In 1984, a year before his death, Marshall was named “Conservationist of the Decade” by the Florida Wildlife Federation. He asked to have a chair at the University of Florida named after him, leading to an initial $600,000 endowment for the Arthur R. Marshall Eminent Scholar Chair in the Department of Zoology.

Two other living memorials bear his name: the Arthur R. Marshall Loxahatchee National Wildlife Refuge in Boynton Beach and the Arthur R. Marshall Foundation, a non-profit West Palm Beach organization founded by Marshall’s nephew, John Arthur Marshall, with the help of Tim Keyser, in 1998. The Foundation has as its mission to preserve and restore the Florida Everglades, in part by educating young people and the public about Everglades ecology through comprehensive public outreach and environmental education programs.

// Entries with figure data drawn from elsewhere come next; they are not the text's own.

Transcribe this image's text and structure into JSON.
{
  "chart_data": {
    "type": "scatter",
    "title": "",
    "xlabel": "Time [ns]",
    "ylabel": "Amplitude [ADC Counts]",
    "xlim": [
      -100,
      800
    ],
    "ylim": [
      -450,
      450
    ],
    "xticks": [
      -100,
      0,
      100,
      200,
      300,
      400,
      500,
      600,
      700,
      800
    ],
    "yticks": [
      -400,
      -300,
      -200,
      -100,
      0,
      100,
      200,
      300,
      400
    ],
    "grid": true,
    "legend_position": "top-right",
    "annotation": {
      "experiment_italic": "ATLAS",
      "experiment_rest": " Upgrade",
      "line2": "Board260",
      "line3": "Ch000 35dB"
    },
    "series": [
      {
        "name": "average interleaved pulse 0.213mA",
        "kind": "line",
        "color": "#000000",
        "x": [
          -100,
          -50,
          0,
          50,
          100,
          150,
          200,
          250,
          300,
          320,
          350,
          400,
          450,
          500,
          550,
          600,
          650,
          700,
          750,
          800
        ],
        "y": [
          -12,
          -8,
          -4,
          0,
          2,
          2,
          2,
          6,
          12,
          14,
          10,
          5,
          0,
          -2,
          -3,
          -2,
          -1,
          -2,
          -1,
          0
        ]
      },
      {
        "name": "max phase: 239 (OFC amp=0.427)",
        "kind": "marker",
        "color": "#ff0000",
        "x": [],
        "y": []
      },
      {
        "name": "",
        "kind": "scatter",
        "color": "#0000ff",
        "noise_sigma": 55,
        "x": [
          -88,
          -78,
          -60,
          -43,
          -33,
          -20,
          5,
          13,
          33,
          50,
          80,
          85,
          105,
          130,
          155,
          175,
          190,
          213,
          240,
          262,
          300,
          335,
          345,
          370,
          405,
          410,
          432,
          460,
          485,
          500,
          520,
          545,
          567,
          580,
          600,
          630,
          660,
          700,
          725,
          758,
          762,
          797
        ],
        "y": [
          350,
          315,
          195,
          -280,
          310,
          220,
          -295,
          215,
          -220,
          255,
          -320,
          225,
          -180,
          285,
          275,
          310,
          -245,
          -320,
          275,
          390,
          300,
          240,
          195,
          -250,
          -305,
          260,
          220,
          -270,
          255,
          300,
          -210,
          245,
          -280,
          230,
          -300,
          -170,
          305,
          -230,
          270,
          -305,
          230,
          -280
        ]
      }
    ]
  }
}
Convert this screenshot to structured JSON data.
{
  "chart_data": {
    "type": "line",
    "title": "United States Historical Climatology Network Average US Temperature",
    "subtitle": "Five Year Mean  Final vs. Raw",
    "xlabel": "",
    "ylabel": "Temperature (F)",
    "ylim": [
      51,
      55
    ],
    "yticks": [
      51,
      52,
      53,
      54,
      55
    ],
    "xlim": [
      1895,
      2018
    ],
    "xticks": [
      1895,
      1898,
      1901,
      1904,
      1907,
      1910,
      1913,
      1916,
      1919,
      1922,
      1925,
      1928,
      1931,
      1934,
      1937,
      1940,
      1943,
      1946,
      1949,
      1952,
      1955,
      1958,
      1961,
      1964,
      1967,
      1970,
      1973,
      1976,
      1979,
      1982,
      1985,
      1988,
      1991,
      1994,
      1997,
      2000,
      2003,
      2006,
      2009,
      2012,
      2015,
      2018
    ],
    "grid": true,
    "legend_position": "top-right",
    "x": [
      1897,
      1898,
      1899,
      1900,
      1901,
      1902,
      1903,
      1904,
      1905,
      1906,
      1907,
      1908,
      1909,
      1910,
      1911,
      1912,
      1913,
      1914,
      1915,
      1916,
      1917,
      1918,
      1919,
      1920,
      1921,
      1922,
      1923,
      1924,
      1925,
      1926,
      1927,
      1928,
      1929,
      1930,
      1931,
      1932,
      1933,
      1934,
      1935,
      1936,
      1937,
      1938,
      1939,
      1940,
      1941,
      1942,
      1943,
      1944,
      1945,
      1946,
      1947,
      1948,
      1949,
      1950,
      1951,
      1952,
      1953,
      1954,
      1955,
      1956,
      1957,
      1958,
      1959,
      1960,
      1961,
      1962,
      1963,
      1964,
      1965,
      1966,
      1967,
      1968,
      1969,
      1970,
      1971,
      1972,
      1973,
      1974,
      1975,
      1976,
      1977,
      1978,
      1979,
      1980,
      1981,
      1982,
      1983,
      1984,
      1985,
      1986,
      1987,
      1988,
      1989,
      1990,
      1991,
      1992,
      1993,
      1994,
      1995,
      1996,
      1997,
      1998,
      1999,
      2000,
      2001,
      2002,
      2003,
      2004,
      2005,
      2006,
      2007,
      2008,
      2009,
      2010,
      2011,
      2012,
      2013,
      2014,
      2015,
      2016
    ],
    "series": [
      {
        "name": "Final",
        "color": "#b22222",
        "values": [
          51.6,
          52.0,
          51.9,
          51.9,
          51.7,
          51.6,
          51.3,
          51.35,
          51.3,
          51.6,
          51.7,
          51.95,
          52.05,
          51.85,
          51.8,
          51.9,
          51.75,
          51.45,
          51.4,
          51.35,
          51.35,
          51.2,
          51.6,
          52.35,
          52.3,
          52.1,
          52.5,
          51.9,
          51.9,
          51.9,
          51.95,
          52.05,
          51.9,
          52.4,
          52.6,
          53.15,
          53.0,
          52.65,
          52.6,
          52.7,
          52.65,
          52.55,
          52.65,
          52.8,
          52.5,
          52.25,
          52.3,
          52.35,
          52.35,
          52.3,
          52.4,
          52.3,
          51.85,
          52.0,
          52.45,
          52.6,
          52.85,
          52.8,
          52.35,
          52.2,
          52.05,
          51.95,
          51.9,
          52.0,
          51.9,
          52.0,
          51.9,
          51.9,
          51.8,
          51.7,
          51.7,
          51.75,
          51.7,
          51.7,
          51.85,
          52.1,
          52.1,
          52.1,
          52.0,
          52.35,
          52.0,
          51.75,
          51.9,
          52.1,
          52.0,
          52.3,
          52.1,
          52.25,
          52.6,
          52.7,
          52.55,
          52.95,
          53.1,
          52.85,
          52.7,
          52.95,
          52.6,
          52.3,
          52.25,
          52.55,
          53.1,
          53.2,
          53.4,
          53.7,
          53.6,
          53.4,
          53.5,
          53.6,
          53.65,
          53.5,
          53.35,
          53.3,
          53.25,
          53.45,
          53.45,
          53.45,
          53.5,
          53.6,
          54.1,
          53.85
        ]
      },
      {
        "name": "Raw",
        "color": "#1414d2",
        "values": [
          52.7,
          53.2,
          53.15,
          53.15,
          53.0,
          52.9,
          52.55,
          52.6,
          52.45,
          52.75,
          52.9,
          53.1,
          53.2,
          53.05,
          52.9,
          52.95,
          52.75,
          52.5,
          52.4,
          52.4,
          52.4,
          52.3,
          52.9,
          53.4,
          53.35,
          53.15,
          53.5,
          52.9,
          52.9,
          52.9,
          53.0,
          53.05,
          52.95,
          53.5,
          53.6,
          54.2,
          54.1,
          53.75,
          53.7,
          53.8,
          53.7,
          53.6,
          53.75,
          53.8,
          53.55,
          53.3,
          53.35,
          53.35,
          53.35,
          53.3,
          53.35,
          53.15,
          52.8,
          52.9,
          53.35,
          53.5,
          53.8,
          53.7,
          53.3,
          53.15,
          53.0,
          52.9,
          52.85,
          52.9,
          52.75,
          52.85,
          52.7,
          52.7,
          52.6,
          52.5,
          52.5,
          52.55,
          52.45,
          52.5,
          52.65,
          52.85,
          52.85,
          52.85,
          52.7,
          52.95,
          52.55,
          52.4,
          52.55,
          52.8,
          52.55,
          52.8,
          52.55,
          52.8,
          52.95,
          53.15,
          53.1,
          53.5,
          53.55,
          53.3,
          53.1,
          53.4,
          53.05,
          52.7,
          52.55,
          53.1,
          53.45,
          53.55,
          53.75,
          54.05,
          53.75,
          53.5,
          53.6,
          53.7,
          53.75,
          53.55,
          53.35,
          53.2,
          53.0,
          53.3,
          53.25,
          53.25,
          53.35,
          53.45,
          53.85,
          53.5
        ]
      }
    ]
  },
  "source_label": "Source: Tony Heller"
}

Marshall's numerous writings and salient correspondence were donated to the University of Florida's Smather's Library by his widow...the late Kathlene Eppen Marshall. Additional archives are held at the ArtMarshall.org office in West Palm Beach, and have been made available to researchers. Some of his major works have been placed in the Everglades digital library at Florida International University.